Page 52 of Defy the Fae

The words ring in my ears like alarm bells, the sound of them about as foreign as Elixir giggling or Cerulean slurring. I feel my eyes blinking, then I veer my head to Juniper, who’s still clutching my biceps for balance. Any moment now, she’s going to shed light on this mystery, interpret where Elixir’s brain cells have gone wrong.

Problem is, Juniper’s features have slackened. Her wide eyes fixate on Elixir, as if he’s just narrated a Fable she’s never read.

And now I’m damn sure she’s as confused as I am, because it’s taking her longer than me to process his statement.

Candle flames twitch from the oak branches. The earth crumbles beneath my hooves, the soil about as dry and useless as my tongue. My leather vest cinches in my ribcage, suddenly tighter than it’s ever been.

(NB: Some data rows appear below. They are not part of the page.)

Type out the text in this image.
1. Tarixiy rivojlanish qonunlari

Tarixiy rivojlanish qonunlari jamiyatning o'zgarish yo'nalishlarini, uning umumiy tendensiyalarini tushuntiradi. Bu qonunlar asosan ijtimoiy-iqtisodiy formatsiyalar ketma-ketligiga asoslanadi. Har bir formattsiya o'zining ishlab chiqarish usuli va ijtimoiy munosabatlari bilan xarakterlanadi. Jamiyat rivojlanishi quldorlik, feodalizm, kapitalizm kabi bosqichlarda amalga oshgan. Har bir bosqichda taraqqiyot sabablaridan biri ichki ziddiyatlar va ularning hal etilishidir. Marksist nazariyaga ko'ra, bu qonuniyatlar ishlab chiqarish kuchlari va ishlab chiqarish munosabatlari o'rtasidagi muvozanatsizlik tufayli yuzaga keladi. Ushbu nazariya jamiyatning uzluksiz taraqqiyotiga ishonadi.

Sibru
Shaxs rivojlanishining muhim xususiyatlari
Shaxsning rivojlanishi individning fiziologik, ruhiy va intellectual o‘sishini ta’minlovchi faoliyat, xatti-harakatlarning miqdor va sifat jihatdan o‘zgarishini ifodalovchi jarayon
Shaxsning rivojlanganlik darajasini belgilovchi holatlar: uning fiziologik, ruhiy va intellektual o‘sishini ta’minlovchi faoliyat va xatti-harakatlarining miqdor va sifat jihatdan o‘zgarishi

Juniper and I move in unison, pivoting toward Elixir. Forget the visceral-but-ordinary,What did you just say?Neither of us are the types to ask someone to repeat themselves. It’s boring, not to mention a waste of energy. We heard him just fine.

“That’s impossible,” Juniper and I say at the same time.

Elixir’s eyes flash. “No. It is not.”

“In that case, I overestimated you,” I tell him. “Or does everybody else here need to spell it out?”

“He’s a Fae,” Juniper rehashes, her voice rising to a hysterical octave. “I’m a human.”

“It is rare for Faeries to conceive,” Elixir acknowledges. “Rarer still for woodland Solitaries.”

“And rarest of all for satyrs,” I finish, the fact tasting bitter in my mouth. “Where are you going with this?”

“It is rare,” Elixir repeats placidly, then strikes quickly. “But it’s not rare for mortals.”

Juniper and I fall silent. His point hits truer than a honed arrow. It echoes through the great oaks and burrows as deeply as the exposed roots weaving in and out of the soil.

My brother’s right. Juniper being mortal isn’t a barrier—it’s a breakthrough. It’s a defiance against every natural law in my world. That’s why it’s never been considered, never fathomed by my kin or her people.

Nothing like this has happened before. Not in our recorded history.

Yeah, satyrs are the one type of creature in this wild who have a sexual appetite for humans, particularly if those humans are virgins. We’re the only Faeries who fuck them. I’ve pounded enough mortals to outperform a brothel, mostly with males.

As for the female humans our kin have seduced and bedded, none have ever carried a Fae inside them.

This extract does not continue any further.